Der Schriftsteller, der 1996 nach dem Studium der Literatur- und Medienwissenschaft an der Universität Mainz ein Thema für sein erstes Buch suchte und bei Recherchen auf die häusliche Gewalt gegen Männer stieß, hat sich ganz der Männerrechtsbewegung verschrieben. Dass er auch Sex-Ratgeber verfasst, liege daran, dass sich mit diesen Büchern mehr Geld als mit seinen wissenschaftlichen Abhandlungen über Sexismus gegen Männer verdienen lasse. Er betreibe, sagt der im Elternhaus im Taunus lebende Autor, bis zu zehn Stunden täglich Quellenarbeit, und müsse nicht alles erlebt haben, „um darüber schreiben zu können“.

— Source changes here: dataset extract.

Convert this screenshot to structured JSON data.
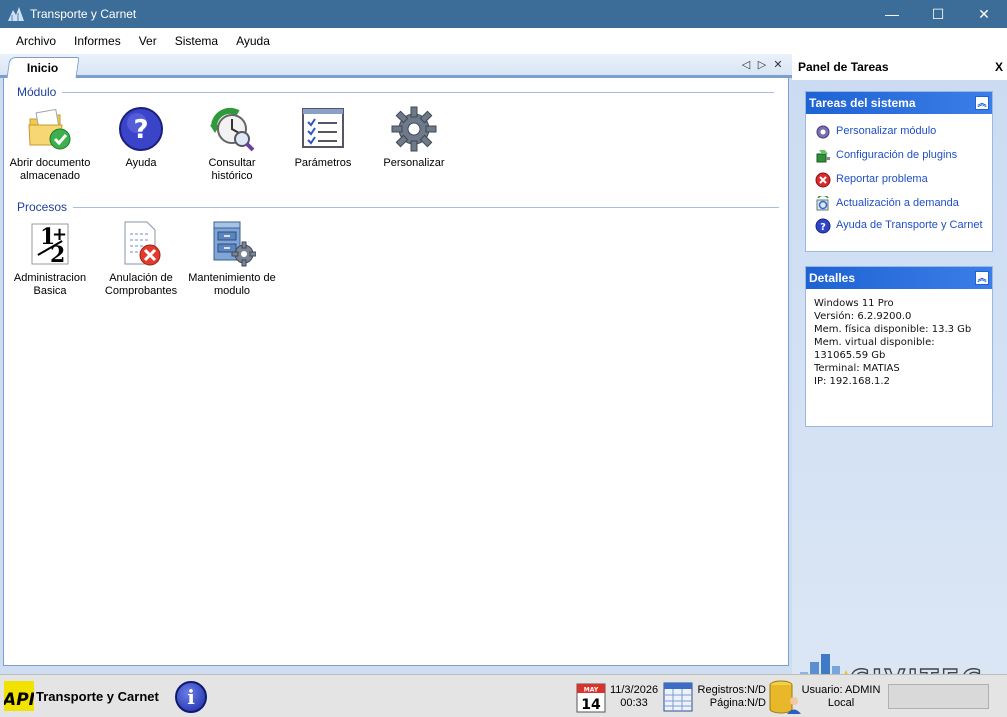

Hoffmann mag häusliche Gewalt nicht erlebt haben, doch „Männer sind generell häufiger Opfer von Gewalt als Frauen“. Zu diesem Schluss kommt der Sozialwissenschaftler Peter Döge, der 2010 im Auftrag der „Männerarbeit der evangelischen Kirche“ für seine Studie „Männer – die ewigen Gewalttäter?“ insgesamt 1470 Männer und 970 Frauen befragte. Dabei war der Gewaltbegriff sehr weit gefasst, reichte von verbaler Gewalt, Kontrolle und Zwang bis hin zu leichten und schweren Gewalttaten sowie sexualisierter Gewalt.

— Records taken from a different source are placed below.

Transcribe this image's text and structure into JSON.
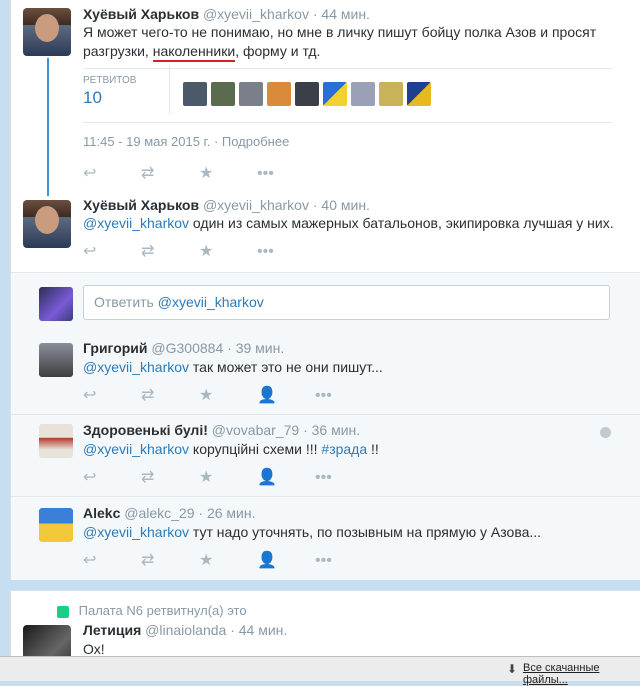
{
  "tweet_main": {
    "name": "Хуёвый Харьков",
    "handle": "@xyevii_kharkov",
    "time": "· 44 мин.",
    "text_line1": "Я может чего-то не понимаю, но мне в личку пишут бойцу полка Азов и просят",
    "text_line2_pre": "разгрузки, ",
    "text_line2_underlined": "наколенники",
    "text_line2_post": ", форму и тд.",
    "retweets_label": "РЕТВИТОВ",
    "retweets_count": "10",
    "timestamp": "11:45 - 19 мая 2015 г.",
    "details_link": "· Подробнее"
  },
  "tweet_reply1": {
    "name": "Хуёвый Харьков",
    "handle": "@xyevii_kharkov",
    "time": "· 40 мин.",
    "mention": "@xyevii_kharkov",
    "text": "один из самых мажерных батальонов, экипировка лучшая у них."
  },
  "reply_box": {
    "placeholder": "Ответить @xyevii_kharkov"
  },
  "replies": [
    {
      "name": "Григорий",
      "handle": "@G300884",
      "time": "· 39 мин.",
      "mention": "@xyevii_kharkov",
      "text": "так может это не они пишут..."
    },
    {
      "name": "Здоровенькі булі!",
      "handle": "@vovabar_79",
      "time": "· 36 мин.",
      "mention": "@xyevii_kharkov",
      "text": "корупційні схеми !!!",
      "hashtag": "#зрада",
      "tail": "!!"
    },
    {
      "name": "Alekc",
      "handle": "@alekc_29",
      "time": "· 26 мин.",
      "mention": "@xyevii_kharkov",
      "text": "тут надо уточнять, по позывным на прямую у Азова..."
    }
  ],
  "second_card": {
    "retweeted_by": "Палата N6 ретвитнул(а) это",
    "name": "Летиция",
    "handle": "@linaiolanda",
    "time": "· 44 мин.",
    "text": "Ох!"
  },
  "download_bar": {
    "label": "Все скачанные файлы..."
  },
  "colors": {
    "link": "#2b7bb9",
    "thread": "#3b94d9",
    "underline": "#d42121"
  }
}
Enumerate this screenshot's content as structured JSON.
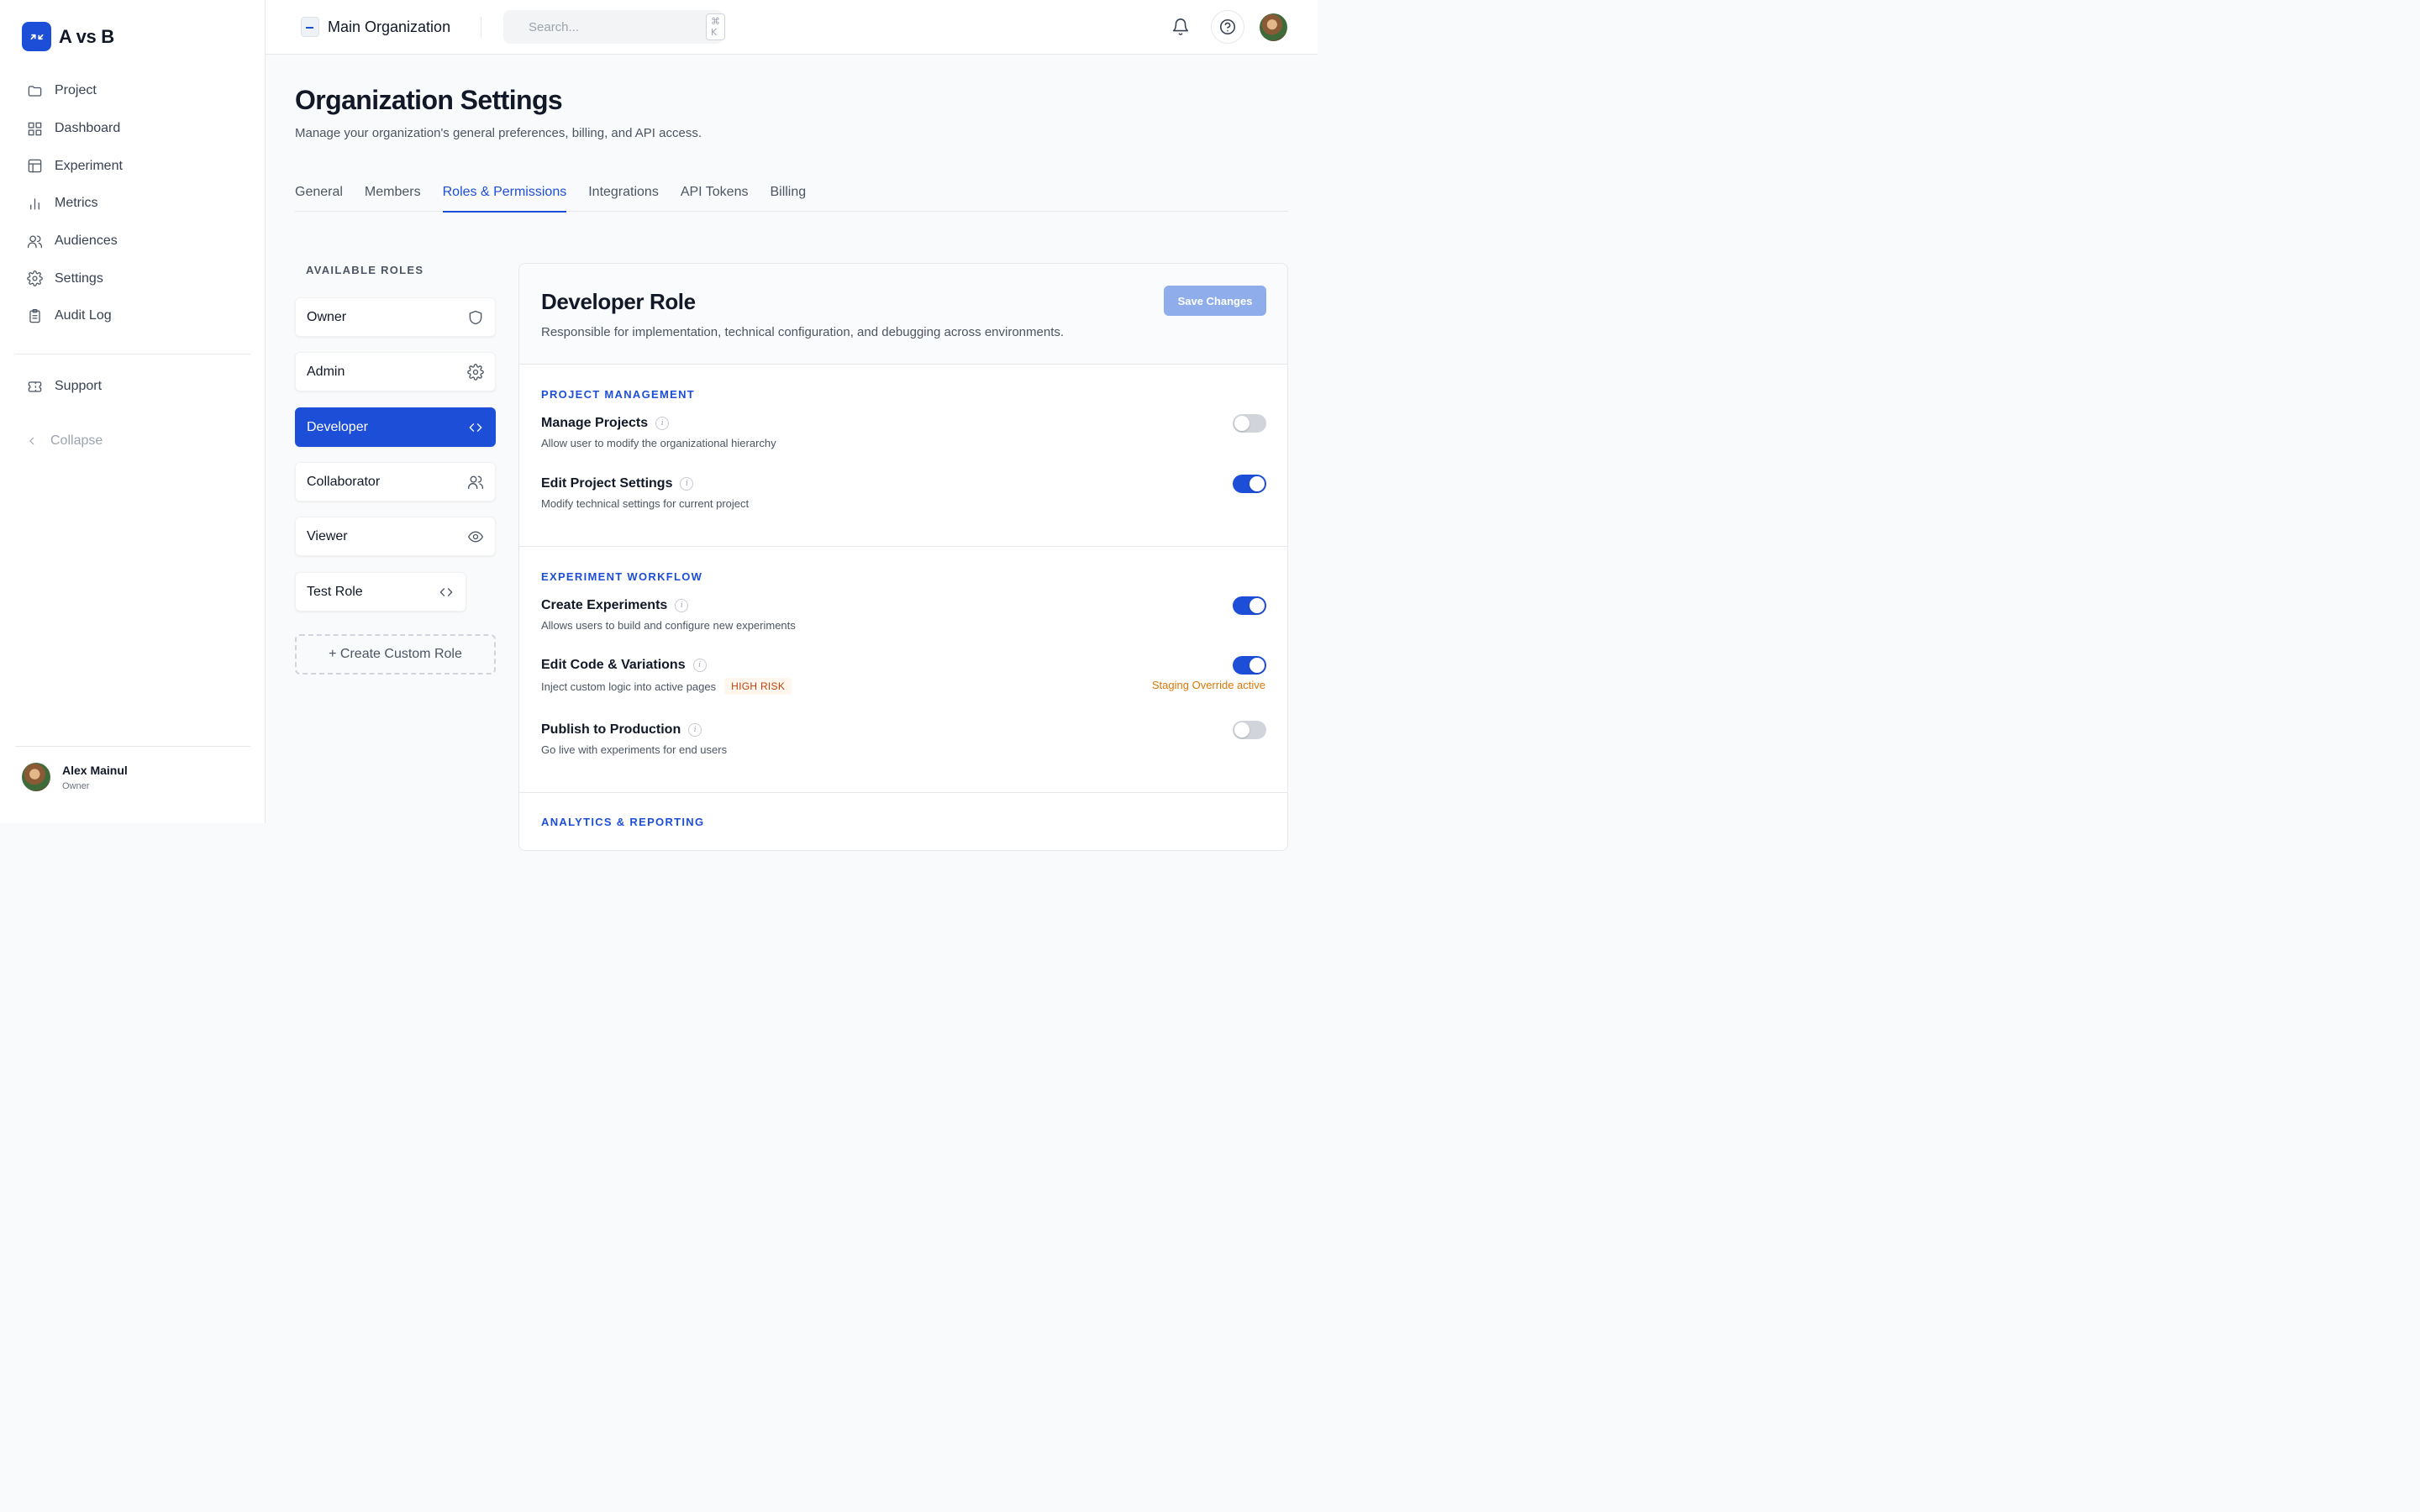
{
  "brand": {
    "name": "A vs B"
  },
  "sidebar": {
    "items": [
      {
        "label": "Project",
        "icon": "folder-icon"
      },
      {
        "label": "Dashboard",
        "icon": "grid-icon"
      },
      {
        "label": "Experiment",
        "icon": "layout-icon"
      },
      {
        "label": "Metrics",
        "icon": "bar-chart-icon"
      },
      {
        "label": "Audiences",
        "icon": "users-icon"
      },
      {
        "label": "Settings",
        "icon": "gear-icon"
      },
      {
        "label": "Audit Log",
        "icon": "clipboard-icon"
      }
    ],
    "support_label": "Support",
    "collapse_label": "Collapse",
    "user": {
      "name": "Alex Mainul",
      "role": "Owner"
    }
  },
  "topbar": {
    "org_name": "Main Organization",
    "search_placeholder": "Search...",
    "search_shortcut": "⌘ K"
  },
  "page": {
    "title": "Organization Settings",
    "subtitle": "Manage your organization's general preferences, billing, and API access.",
    "tabs": [
      {
        "label": "General",
        "active": false
      },
      {
        "label": "Members",
        "active": false
      },
      {
        "label": "Roles & Permissions",
        "active": true
      },
      {
        "label": "Integrations",
        "active": false
      },
      {
        "label": "API Tokens",
        "active": false
      },
      {
        "label": "Billing",
        "active": false
      }
    ]
  },
  "roles": {
    "heading": "AVAILABLE ROLES",
    "items": [
      {
        "label": "Owner",
        "icon": "shield-icon",
        "active": false
      },
      {
        "label": "Admin",
        "icon": "gear-icon",
        "active": false
      },
      {
        "label": "Developer",
        "icon": "code-icon",
        "active": true
      },
      {
        "label": "Collaborator",
        "icon": "users-icon",
        "active": false
      },
      {
        "label": "Viewer",
        "icon": "eye-icon",
        "active": false
      },
      {
        "label": "Test Role",
        "icon": "code-icon",
        "active": false
      }
    ],
    "create_label": "+ Create Custom Role"
  },
  "panel": {
    "title": "Developer Role",
    "description": "Responsible for implementation, technical configuration, and debugging across environments.",
    "save_label": "Save Changes",
    "sections": [
      {
        "title": "PROJECT MANAGEMENT",
        "permissions": [
          {
            "name": "Manage Projects",
            "description": "Allow user to modify the organizational hierarchy",
            "enabled": false
          },
          {
            "name": "Edit Project Settings",
            "description": "Modify technical settings for current project",
            "enabled": true
          }
        ]
      },
      {
        "title": "EXPERIMENT WORKFLOW",
        "permissions": [
          {
            "name": "Create Experiments",
            "description": "Allows users to build and configure new experiments",
            "enabled": true
          },
          {
            "name": "Edit Code & Variations",
            "description": "Inject custom logic into active pages",
            "enabled": true,
            "badge": "HIGH RISK",
            "note": "Staging Override active"
          },
          {
            "name": "Publish to Production",
            "description": "Go live with experiments for end users",
            "enabled": false
          }
        ]
      },
      {
        "title": "ANALYTICS & REPORTING"
      }
    ]
  }
}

„An wen soll sich ein misshandelter Mann werden?“, fragt Hoffmann. Ginge er zur Polizei, werde er doch nur belächelt. Doch obgleich männliche Opfer von häuslicher Gewalt nicht zuletzt auch aus Scham schwiegen, zeigen Daten des Bundeskriminalamtes, dass die Partnerschaftsgewalt gegen Männer von zunehmender Relevanz zu sein scheint. Der kriminalstatistischen Auswertung zur Partnerschaftsgewalt aus dem Jahr 2015 zufolge ist die Zahl männlicher Opfer zwischen 2012 und 2015 von 19 971 auf 23 167 gestiegen. „Die Dunkelziffer ist hoch“, interpretiert Hoffmann die vielen Zuschriften, die ihn zumeist anonym erreichen. Hilfe leistet ein Männerberatungsnetzwerk, eine unabhängige Vernetzungsplattform, die von häuslicher Gewalt betroffenen Männern zur Seite steht.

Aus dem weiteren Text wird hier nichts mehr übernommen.